Eppure ricordo che andò forte nella Strade Bianche che fu la corsa in cui si ripartì. Per cui capisco le sue parole. E negli ultimi due anni ha dato continuità ai risultati perché ha fatto le sue tappe. Anche se il secondo posto alla Roubaix è davvero tanta roba.

Hai parlato di grande determinazione…

A livello di carattere e dedizione, era concentrata sul ciclismo. Faceva già a 21 anni la vita da atleta al 100 per cento, che le ha permesso di sopperire qualche lacuna fisica che ormai è sparita grazie alla sua maturazione fisica.

Anche in maglia Vaiano, Letizia Borghesi ha sempre corso nel cross durante l’inverno (foto Billiani)
Anche in maglia Vaiano, Letizia Borghesi ha sempre corso nel cross durante l’inverno (foto Billiani)
Sembra molto riservata…

Ha bisogno dei suoi tempi per aprirsi. Il giorno del Fiandre eravamo in Belgio, ma non abbiamo corso. Così siamo andati a trovarla e si è visto che il rapporto con lei, sua sorella e la famiglia è ancora molto buono. Con i genitori non abbiamo mai avuto problemi, vivono il ciclismo nel modo giusto. Quello che le hanno trasmesso è l’amore per lo sport e la necessità di fare dei sacrifici.

Faceva ciclocross anche in quegli anni?

Sì, certo. Approfittava delle festività natalizie per trasferirsi in Belgio e fare le sue gare. Il nostro meccanico è stato ancora con lei lo scorso inverno per le gare che ha fatto, compreso il campionato italiano quando ha conquistato il podio.

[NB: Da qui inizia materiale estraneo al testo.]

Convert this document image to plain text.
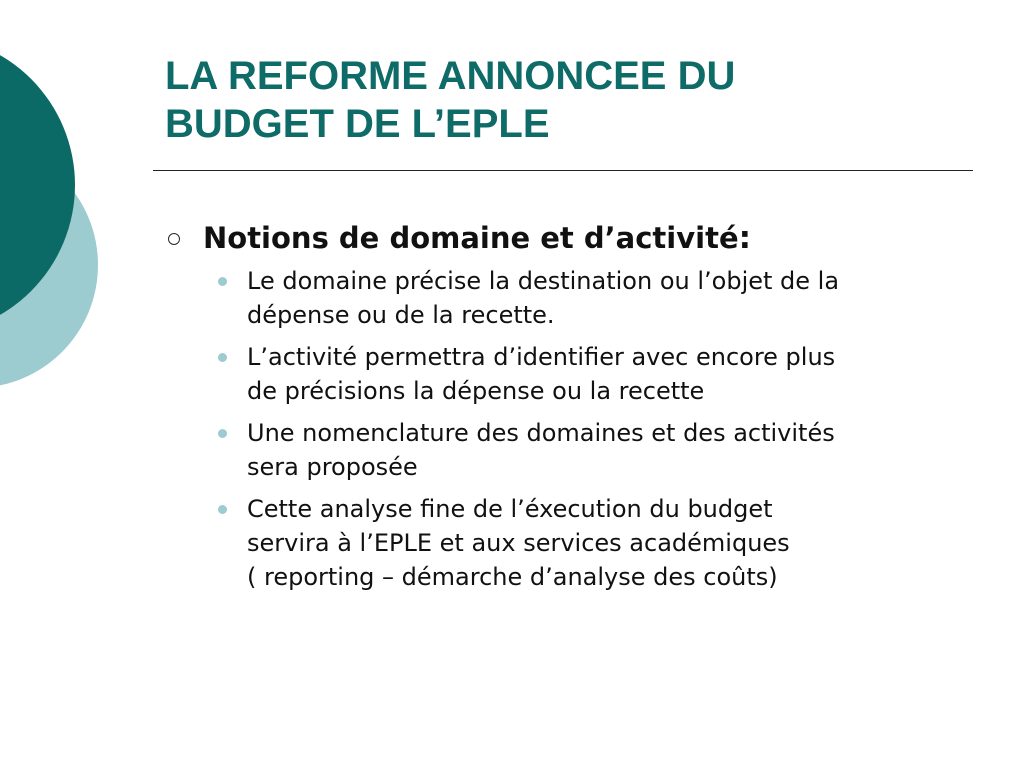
LA REFORME ANNONCEE DU
BUDGET DE L’EPLE
Notions de domaine et d’activité:
Le domaine précise la destination ou l’objet de la
dépense ou de la recette.
L’activité permettra d’identifier avec encore plus
de précisions la dépense ou la recette
Une nomenclature des domaines et des activités
sera proposée
Cette analyse fine de l’éxecution du budget
servira à l’EPLE et aux services académiques
( reporting – démarche d’analyse des coûts)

Riassumendo, pensi che continuerà a migliorare sul fronte delle classiche?

Direi di sì. Letizia va forte con il freddo e la pioggia, anche se già da allora si lavorò tanto per andare bene con il caldo. Per cui la vedo bene ancora al Nord per le classiche più importanti, ma anche nelle tappe di qualche Giro in cui possa prendere una fuga e giocarsi la corsa.